The command 'cp -r' is used to copy files recursively from one position to another position in Linux. I found this command also works well in FreeBSD. However the '-r' option is not mentioned in the man page of 'cp', although there is an equivalent option '-R'. So, I was wondering whether is it safe to use 'cp -r' in FreeBSD.

Additionly, to copy an entire directory, we need to make sure the endmost '/' of a directory is omitted in 'cp -R'. Is there any way to work around this? (That means keep the '/' and copy the whole directory)

Thanks.


----------



## topcat (Nov 12, 2016)

As regards the use of the -r flag, here's what the man page of cp() has to say:



> Historic versions of the cp utility had a -r option.

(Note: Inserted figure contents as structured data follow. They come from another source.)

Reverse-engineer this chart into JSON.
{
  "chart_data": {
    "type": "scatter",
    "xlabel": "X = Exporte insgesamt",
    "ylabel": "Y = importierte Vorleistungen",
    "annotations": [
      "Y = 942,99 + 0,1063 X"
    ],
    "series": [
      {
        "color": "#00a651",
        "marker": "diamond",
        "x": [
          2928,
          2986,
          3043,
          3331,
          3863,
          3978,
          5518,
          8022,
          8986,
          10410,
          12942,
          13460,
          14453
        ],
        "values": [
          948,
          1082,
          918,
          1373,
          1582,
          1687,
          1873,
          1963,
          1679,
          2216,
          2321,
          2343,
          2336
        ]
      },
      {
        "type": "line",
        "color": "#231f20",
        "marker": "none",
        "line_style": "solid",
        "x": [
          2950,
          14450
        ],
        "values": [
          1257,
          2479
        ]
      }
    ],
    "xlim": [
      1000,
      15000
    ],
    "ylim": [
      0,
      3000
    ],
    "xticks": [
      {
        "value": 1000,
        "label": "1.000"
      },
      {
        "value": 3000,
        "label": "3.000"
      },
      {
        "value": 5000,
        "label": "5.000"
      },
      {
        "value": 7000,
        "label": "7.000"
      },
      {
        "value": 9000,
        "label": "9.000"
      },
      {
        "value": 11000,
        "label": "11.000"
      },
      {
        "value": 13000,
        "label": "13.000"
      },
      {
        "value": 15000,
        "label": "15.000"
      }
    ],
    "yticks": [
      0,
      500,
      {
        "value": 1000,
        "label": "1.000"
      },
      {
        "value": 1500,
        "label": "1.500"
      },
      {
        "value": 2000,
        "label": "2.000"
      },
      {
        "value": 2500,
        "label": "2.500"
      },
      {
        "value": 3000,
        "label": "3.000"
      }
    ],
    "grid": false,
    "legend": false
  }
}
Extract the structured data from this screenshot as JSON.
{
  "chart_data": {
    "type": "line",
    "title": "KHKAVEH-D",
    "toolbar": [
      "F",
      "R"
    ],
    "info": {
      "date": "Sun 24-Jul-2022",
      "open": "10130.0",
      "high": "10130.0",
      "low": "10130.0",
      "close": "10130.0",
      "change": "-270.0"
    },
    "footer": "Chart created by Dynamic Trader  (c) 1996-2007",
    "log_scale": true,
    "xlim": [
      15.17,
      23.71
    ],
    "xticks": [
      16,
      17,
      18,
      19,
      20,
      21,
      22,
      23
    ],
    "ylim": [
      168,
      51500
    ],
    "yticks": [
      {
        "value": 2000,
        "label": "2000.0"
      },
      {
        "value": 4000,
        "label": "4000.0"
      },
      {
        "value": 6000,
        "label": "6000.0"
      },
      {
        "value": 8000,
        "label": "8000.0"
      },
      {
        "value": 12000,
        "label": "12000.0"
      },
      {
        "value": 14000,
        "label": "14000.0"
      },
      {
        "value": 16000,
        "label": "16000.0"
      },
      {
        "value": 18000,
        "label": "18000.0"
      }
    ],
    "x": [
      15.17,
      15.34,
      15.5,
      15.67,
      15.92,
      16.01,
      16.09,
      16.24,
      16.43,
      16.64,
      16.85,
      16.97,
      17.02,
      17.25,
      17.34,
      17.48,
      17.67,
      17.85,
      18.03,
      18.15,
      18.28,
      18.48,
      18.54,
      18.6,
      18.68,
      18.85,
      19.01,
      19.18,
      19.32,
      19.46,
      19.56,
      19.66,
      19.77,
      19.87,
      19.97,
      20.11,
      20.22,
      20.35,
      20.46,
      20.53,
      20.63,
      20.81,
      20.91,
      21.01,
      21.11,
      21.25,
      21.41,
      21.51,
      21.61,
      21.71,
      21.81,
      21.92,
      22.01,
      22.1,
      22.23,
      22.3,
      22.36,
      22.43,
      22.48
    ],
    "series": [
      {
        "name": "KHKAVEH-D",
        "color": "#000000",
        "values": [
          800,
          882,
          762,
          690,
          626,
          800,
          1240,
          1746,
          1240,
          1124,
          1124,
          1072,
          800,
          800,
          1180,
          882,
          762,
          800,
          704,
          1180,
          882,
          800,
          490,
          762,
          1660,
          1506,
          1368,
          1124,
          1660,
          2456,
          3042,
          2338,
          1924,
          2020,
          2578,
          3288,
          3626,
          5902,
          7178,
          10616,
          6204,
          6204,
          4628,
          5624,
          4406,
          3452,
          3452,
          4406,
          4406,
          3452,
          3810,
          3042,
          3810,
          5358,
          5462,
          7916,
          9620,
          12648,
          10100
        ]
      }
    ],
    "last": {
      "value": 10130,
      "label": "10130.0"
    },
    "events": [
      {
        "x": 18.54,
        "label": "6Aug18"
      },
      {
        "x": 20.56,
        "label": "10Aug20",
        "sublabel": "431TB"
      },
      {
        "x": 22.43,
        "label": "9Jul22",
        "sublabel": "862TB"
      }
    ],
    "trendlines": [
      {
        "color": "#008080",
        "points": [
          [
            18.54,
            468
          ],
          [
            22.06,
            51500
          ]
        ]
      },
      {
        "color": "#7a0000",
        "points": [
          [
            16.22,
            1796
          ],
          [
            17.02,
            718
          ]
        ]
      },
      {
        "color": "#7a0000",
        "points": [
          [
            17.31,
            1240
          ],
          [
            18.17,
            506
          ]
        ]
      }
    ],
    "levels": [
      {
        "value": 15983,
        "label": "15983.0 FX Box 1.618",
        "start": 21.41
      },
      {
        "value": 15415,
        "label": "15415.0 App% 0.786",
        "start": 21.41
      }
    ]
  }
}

This implementation supports that option, however, its behavior is different from historical FreeBSD behavior. Use of this option is strongly discouraged as the behavior is implementation-dependent. In FreeBSD, -r is a synonym for -RL and works the same unless modified by other flags. Historical implementations of -r differ as they copy special files as normal files while recreating a hierarchy.



-L follows symlinks, btw. HTH.


----------



## ANOKNUSA (Nov 13, 2016)

At the risk of presuming too much: just rewrite your scripts to conform completely to FreeBSD conventions. If they're vital to your day-to-day work then the small cost of a few keystrokes now could save you the cost of a whole day fixing a disaster.


----------